Essa brochura amarelada pela pátina do tempo suscita-me uma pergunta inevitável: há uma trama em Beira rio beira vida? Observo o narrador e os dois personagens-narradores, Luíza e Mundoca, eles mantêm um diálogo permanente (só interrompido pelo narrador) e me põem diante de uma ação que afasta para longe a possibilidade de uma trama (na acepção tradicional do termo). Luíza e Mundoca recuam no tempo, deparam-se com o passado marcado pela prostituição e pela marginalização. Na palavra dos narradores não se percebe onisciência. À sua maneira, cada um dos três narradores conta parte da ação (é ponto de vista na narração). No que tange ao tempo, penso estar diante de um romance anacrônico; pois não há início, apenas o começo da ação, que se desenvolve num ponto avançado da narrativa. O romance não termina, retorna ao começo da ação (a narrativa é circular). Em Beira rio beira vida, contrastam duas modalidades de tempo: o tempo cósmico, perceptível no movimento exterior da natureza (o subir e o baixar das águas do Parnaíba) e o tempo psicológico, configurado na experiência da sucessão dos estados internos dos personagens-narradores Luíza e Mundoca. O tempo cósmico é prospectivo e irreversível, não permite movimento de recuo em direção ao passado. Por sua vez, o tempo psicológico é sempre reversível, permite recuos em direção ao passado ou avanços em direção ao futuro.
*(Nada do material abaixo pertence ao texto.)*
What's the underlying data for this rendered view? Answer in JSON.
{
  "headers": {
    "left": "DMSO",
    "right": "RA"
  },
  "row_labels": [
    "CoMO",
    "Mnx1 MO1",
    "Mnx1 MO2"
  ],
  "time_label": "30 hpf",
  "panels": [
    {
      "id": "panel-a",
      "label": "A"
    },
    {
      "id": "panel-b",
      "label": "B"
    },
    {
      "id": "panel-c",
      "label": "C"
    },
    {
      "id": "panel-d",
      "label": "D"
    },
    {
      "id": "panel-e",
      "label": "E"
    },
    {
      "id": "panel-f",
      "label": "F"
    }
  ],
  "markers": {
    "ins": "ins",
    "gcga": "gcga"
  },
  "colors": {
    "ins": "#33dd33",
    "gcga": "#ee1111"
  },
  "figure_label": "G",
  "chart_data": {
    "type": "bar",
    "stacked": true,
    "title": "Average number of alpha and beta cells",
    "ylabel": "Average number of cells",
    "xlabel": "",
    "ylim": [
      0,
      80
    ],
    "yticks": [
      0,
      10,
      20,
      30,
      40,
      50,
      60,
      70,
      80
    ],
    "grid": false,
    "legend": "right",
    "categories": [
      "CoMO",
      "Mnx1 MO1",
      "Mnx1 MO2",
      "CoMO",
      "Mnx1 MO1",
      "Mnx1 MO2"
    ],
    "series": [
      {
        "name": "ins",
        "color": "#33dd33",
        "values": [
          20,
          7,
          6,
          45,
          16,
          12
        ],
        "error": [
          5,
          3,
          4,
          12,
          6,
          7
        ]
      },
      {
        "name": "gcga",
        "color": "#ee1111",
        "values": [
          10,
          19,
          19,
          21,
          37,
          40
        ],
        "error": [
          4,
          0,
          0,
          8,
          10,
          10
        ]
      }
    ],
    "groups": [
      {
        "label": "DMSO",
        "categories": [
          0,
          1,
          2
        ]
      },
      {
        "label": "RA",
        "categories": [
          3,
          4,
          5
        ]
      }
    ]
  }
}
Em Beira rio beira vida, há uma unidade de lugar. O cenário ou o teatro do mundo é a cidade de Parnaíba dos anos quarenta, que os narradores, como se fossem demiurgos, reconstroem na memória. Como em La modificacion, Beira rio beira vida dispõe de poucos personagens, basicamente dois: Luíza e Mundoca. Os personagens Cremilda, Jessé, Nuno e Darcy Mavinier, por exemplo, só existem na memória de Luíza e de Mundoca. O personagem Darcy Mavinier, que fora levado do mundo real para ficção, insere Beira rio beira vida no Roman à Clef. Ao escolher o tema da rejeição social, ao romper com a onisciência e a centralidade do narrador, ao optar pela ação em prejuízo da trama, ao abolir o traço psicológico dos personagens, ao assumir o tempo anacrônico e a unidade do lugar, Assis Brasil renuncia aos cânones do romance tradicional e assume um lugar de destaque no realismo da contemporaneidade, que muitos pensadores preferem chamar de Pós-Modernidade.